Evolution of Technology

Tibial Shaft Intramedullary Nail

The most commonly employed device for surgical fixation of tibia shaft fracture are intramedullary nails. However, tibial intramedullary nails may also be used for the following: corrective osteotomy for pseudoarthrosis (fibrous tissue that grows between bone ends), impending pathologic fractures/tumor resection, and non-unions or malunions of the tibial shaft.

These nails are essentially metal rods that are inserted from the top of the tibia and span nearly the full length of the bone. An incision to access the starting point of the nail may be made at the top of the tibia and below the patella (knee cap), or an incision will be made just above the knee and the nail inserted under the patella – this access point is now often used as it can help the surgeon properly insert the nail without causing malalignment of the tibia.

Once the appropriate starting point has been obtained, a small guide wire is passed down the full length of the tibia. In order to do so, the surgeon must first reduce the fractured portions of the tibia into appropriate alignment. Once the guide wire is in place, the canal may be hollowed out with drill bits, which ensures a snug fit of the nail. Once the nail is inserted, screws are then placed through the nail at both the proximal and distal portions of the tibia through small (~1-2cm) incisions in order to lock it in place.

Evolution of Procedure

Tibial Shaft Open Reduction Internal Fixation

The goals of successful surgical management of tibia shaft fractures are to restore limb length, alignment and rotation. This is most often achieved with the use of an intramedullary nail, however a metal plate with screws as well as an external fixator may also be used. External fixators involve inserting pins into the bone above and below the fracture.

These pins are then connected by rods that are outside the skin. These rods can then be adjusted with the intent of aligning and stabilizing the fracture. This method of fixation is often used in the trauma setting as a temporizing measure, as the soft tissue (e.g. muscle, fat, skin) surrounding the bone may be badly bruised and swollen, which can prevent closure of surgical incisions.

The use of an external fixator allows the surgeon to stabilize the fracture until the swelling goes down and then the definitive surgery can take place.

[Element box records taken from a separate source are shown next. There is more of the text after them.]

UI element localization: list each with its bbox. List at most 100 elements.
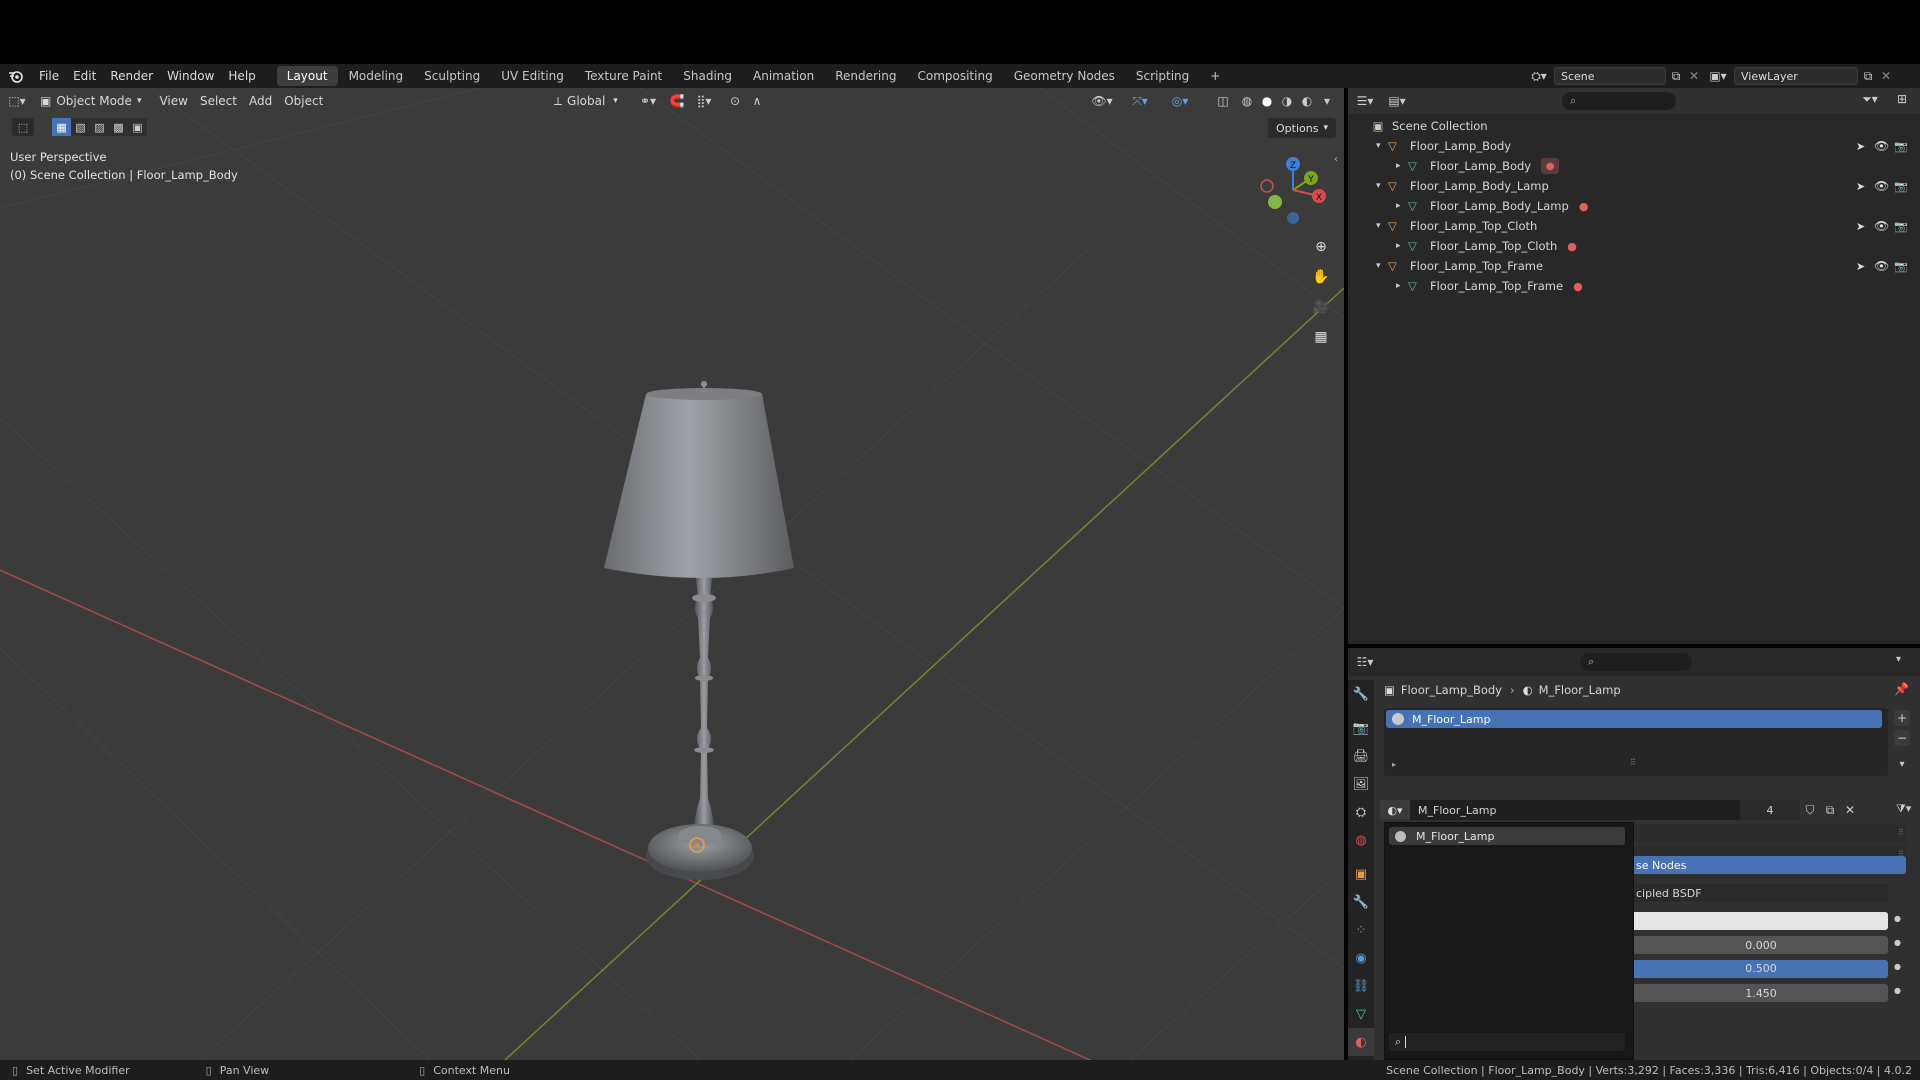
metallic-field[interactable]: 0.000 — [1634, 936, 1888, 954]
expand-arrow-icon[interactable]: ▾ — [1376, 261, 1388, 271]
surface-shader-field[interactable]: cipled BSDF — [1634, 884, 1888, 902]
floor-lamp-model[interactable] — [594, 298, 814, 858]
tab-uv-editing[interactable]: UV Editing — [491, 66, 574, 86]
camera-render-icon[interactable]: 📷 — [1894, 260, 1908, 273]
slot-specials-button[interactable]: ▾ — [1894, 756, 1910, 772]
menu-window[interactable]: Window — [160, 64, 221, 88]
material-slot-item[interactable]: M_Floor_Lamp — [1386, 710, 1882, 728]
outliner-object-row[interactable]: ▾ ▽ Floor_Lamp_Top_Cloth ➤ 👁 📷 — [1348, 216, 1920, 236]
duplicate-material-icon[interactable]: ⧉ — [1820, 803, 1840, 818]
tool-tab-icon[interactable]: 🔧 — [1348, 680, 1374, 708]
outliner-editor-icon[interactable]: ☰▾ — [1348, 94, 1382, 108]
select-subtract-icon[interactable]: ▨ — [90, 118, 109, 136]
scene-collection-row[interactable]: ▣ Scene Collection — [1348, 116, 1920, 136]
falloff-icon[interactable]: ∧ — [746, 91, 768, 111]
camera-render-icon[interactable]: 📷 — [1894, 220, 1908, 233]
tab-layout[interactable]: Layout — [276, 66, 338, 86]
blender-logo-icon[interactable] — [0, 64, 32, 88]
expand-arrow-icon[interactable]: ▸ — [1396, 241, 1408, 251]
selectable-cursor-icon[interactable]: ➤ — [1856, 220, 1865, 233]
menu-object[interactable]: Object — [278, 91, 329, 111]
tab-geometry-nodes[interactable]: Geometry Nodes — [1004, 66, 1125, 86]
proportional-edit-icon[interactable]: ⊙ — [724, 91, 746, 111]
base-color-swatch[interactable] — [1634, 912, 1888, 930]
menu-file[interactable]: File — [32, 64, 66, 88]
keyframe-dot-icon[interactable]: ● — [1894, 914, 1901, 923]
constraints-tab-icon[interactable]: ⛓ — [1348, 972, 1374, 1000]
render-tab-icon[interactable]: 📷 — [1348, 714, 1374, 742]
options-dropdown[interactable]: Options ▾ — [1268, 118, 1336, 138]
solid-shading-icon[interactable]: ● — [1256, 91, 1278, 111]
menu-add[interactable]: Add — [243, 91, 278, 111]
outliner-object-row[interactable]: ▾ ▽ Floor_Lamp_Body_Lamp ➤ 👁 📷 — [1348, 176, 1920, 196]
keyframe-dot-icon[interactable]: ● — [1894, 986, 1901, 995]
delete-scene-icon[interactable]: ✕ — [1686, 69, 1702, 83]
expand-arrow-icon[interactable]: ▾ — [1376, 181, 1388, 191]
tab-texture-paint[interactable]: Texture Paint — [575, 66, 672, 86]
menu-edit[interactable]: Edit — [66, 64, 103, 88]
wireframe-shading-icon[interactable]: ◍ — [1236, 91, 1258, 111]
object-mode-dropdown[interactable]: ▣ Object Mode ▾ — [34, 91, 147, 111]
snap-icon[interactable]: 🧲 — [666, 91, 688, 111]
select-invert-icon[interactable]: ▩ — [109, 118, 128, 136]
eye-icon[interactable]: 👁 — [1874, 219, 1889, 233]
selectable-cursor-icon[interactable]: ➤ — [1856, 260, 1865, 273]
select-new-icon[interactable]: ▦ — [52, 118, 71, 136]
navigation-gizmo[interactable]: Z Y X — [1253, 150, 1333, 230]
expand-arrow-icon[interactable]: ▸ — [1396, 281, 1408, 291]
add-slot-button[interactable]: + — [1894, 710, 1910, 726]
scene-icon[interactable]: ⛭▾ — [1524, 69, 1554, 84]
selectable-cursor-icon[interactable]: ➤ — [1856, 180, 1865, 193]
tab-modeling[interactable]: Modeling — [339, 66, 414, 86]
keyframe-dot-icon[interactable]: ● — [1894, 962, 1901, 971]
material-name-field[interactable]: M_Floor_Lamp — [1410, 800, 1740, 820]
sidebar-toggle-icon[interactable]: ‹ — [1334, 154, 1338, 165]
resize-handle-icon[interactable]: ⠿ — [1630, 758, 1636, 767]
new-view-layer-icon[interactable]: ⧉ — [1858, 69, 1878, 84]
pin-icon[interactable]: 📌 — [1894, 682, 1909, 696]
camera-render-icon[interactable]: 📷 — [1894, 140, 1908, 153]
outliner-search-input[interactable]: ⌕ — [1562, 92, 1676, 110]
eye-icon[interactable]: 👁 — [1874, 179, 1889, 193]
modifier-tab-icon[interactable]: 🔧 — [1348, 888, 1374, 916]
new-collection-icon[interactable]: ⊞ — [1892, 92, 1912, 106]
view-layer-field[interactable]: ViewLayer — [1734, 67, 1858, 85]
user-count-field[interactable]: 4 — [1740, 800, 1800, 820]
ior-field[interactable]: 1.450 — [1634, 984, 1888, 1002]
preview-panel-header[interactable] — [1634, 824, 1906, 842]
transform-orientation-dropdown[interactable]: ⟂ Global ▾ — [548, 91, 624, 111]
camera-render-icon[interactable]: 📷 — [1894, 180, 1908, 193]
pivot-point-icon[interactable]: ⚭▾ — [634, 91, 662, 111]
data-tab-icon[interactable]: ▽ — [1348, 1000, 1374, 1028]
outliner-mesh-row[interactable]: ▸ ▽ Floor_Lamp_Body ● — [1348, 156, 1920, 176]
physics-tab-icon[interactable]: ◉ — [1348, 944, 1374, 972]
remove-slot-button[interactable]: − — [1894, 730, 1910, 746]
menu-render[interactable]: Render — [103, 64, 160, 88]
expand-arrow-icon[interactable]: ▾ — [1376, 221, 1388, 231]
unlink-material-icon[interactable]: ✕ — [1840, 803, 1860, 817]
properties-editor-icon[interactable]: ☷▾ — [1348, 655, 1382, 669]
expand-arrow-icon[interactable]: ▸ — [1396, 201, 1408, 211]
view-layer-icon[interactable]: ▣▾ — [1702, 69, 1734, 83]
filter-icon[interactable]: ⏷▾ — [1856, 92, 1884, 107]
add-workspace-button[interactable]: + — [1200, 66, 1230, 86]
editor-type-icon[interactable]: ⬚▾ — [0, 91, 34, 111]
tab-animation[interactable]: Animation — [743, 66, 824, 86]
drag-handle-icon[interactable]: ⠿ — [1898, 828, 1904, 837]
shading-options-icon[interactable]: ▾ — [1316, 91, 1338, 111]
camera-view-icon[interactable]: 🎥 — [1310, 296, 1332, 318]
eye-icon[interactable]: 👁 — [1874, 259, 1889, 273]
particles-tab-icon[interactable]: ⁘ — [1348, 916, 1374, 944]
pan-hand-icon[interactable]: ✋ — [1310, 266, 1332, 288]
tab-sculpting[interactable]: Sculpting — [414, 66, 490, 86]
select-intersect-icon[interactable]: ▣ — [128, 118, 147, 136]
snap-target-icon[interactable]: ⣿▾ — [690, 91, 718, 111]
expand-arrow-icon[interactable]: ▾ — [1376, 141, 1388, 151]
outliner-object-row[interactable]: ▾ ▽ Floor_Lamp_Top_Frame ➤ 👁 📷 — [1348, 256, 1920, 276]
menu-select[interactable]: Select — [194, 91, 243, 111]
tab-scripting[interactable]: Scripting — [1126, 66, 1199, 86]
expand-arrow-icon[interactable]: ▸ — [1392, 760, 1396, 769]
expand-arrow-icon[interactable]: ▸ — [1396, 161, 1408, 171]
browse-material-button[interactable]: ◐▾ — [1380, 800, 1410, 820]
new-scene-icon[interactable]: ⧉ — [1666, 69, 1686, 84]
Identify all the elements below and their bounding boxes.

However, the external fixator may be left in place until the fracture heals. This is often avoided if possible, as when compared to intramedullary nails, there is a higher incidence of malalignment, increased time to fracture union and increased time to weight-bearing. External fixators also come with the risk of pin tract infections.

Plate and screws can be used if the fractured portion of the tibia is too proximal or too distal to adequately secure the bone with an intramedullary nail. Although there is greater radiation exposure during the surgery, longer surgical duration and greater difficulty removing the hardware in the event that a secondary procedure needs to be performed, it has been shown to have equivalent time to union and lower postoperative pain when compared to intramedullary nailing.

Evolution of Diagnosis

Tibial Shaft Fractures

Tibial shaft fractures are the most common long bone fractures and account for 4% of all fractures seen in the Medicare population. Fractures that occur in older patients are usually the result of a low energy torsional injury (e.g. fall/trip) and cause a spiral fracture pattern.

In younger patients, tibia shaft fractures are typically caused by high energy direct trauma mechanism (e.g. pedestrian vs. automobile) and cause comminuted fracture patterns (three or more pieces). These injuries are most often treated with surgery, as it is critical to patient outcomes that the tibia heals in appropriate alignment.

In cases where the fractured tibia is not displaced (i.e. is in near perfect alignment), the option for non-surgical management exists in the form of a cast and complete non-weightbearing for 4-6 weeks. However, there is a significant risk of malunion (i.e. the bone heals in a crooked or rotated deformity) as well as non-union (i.e. the bone does not heal at all). Both of which necessitate surgical intervention. For this reason, in the adult population, tibia shaft fractures are most often treated surgically.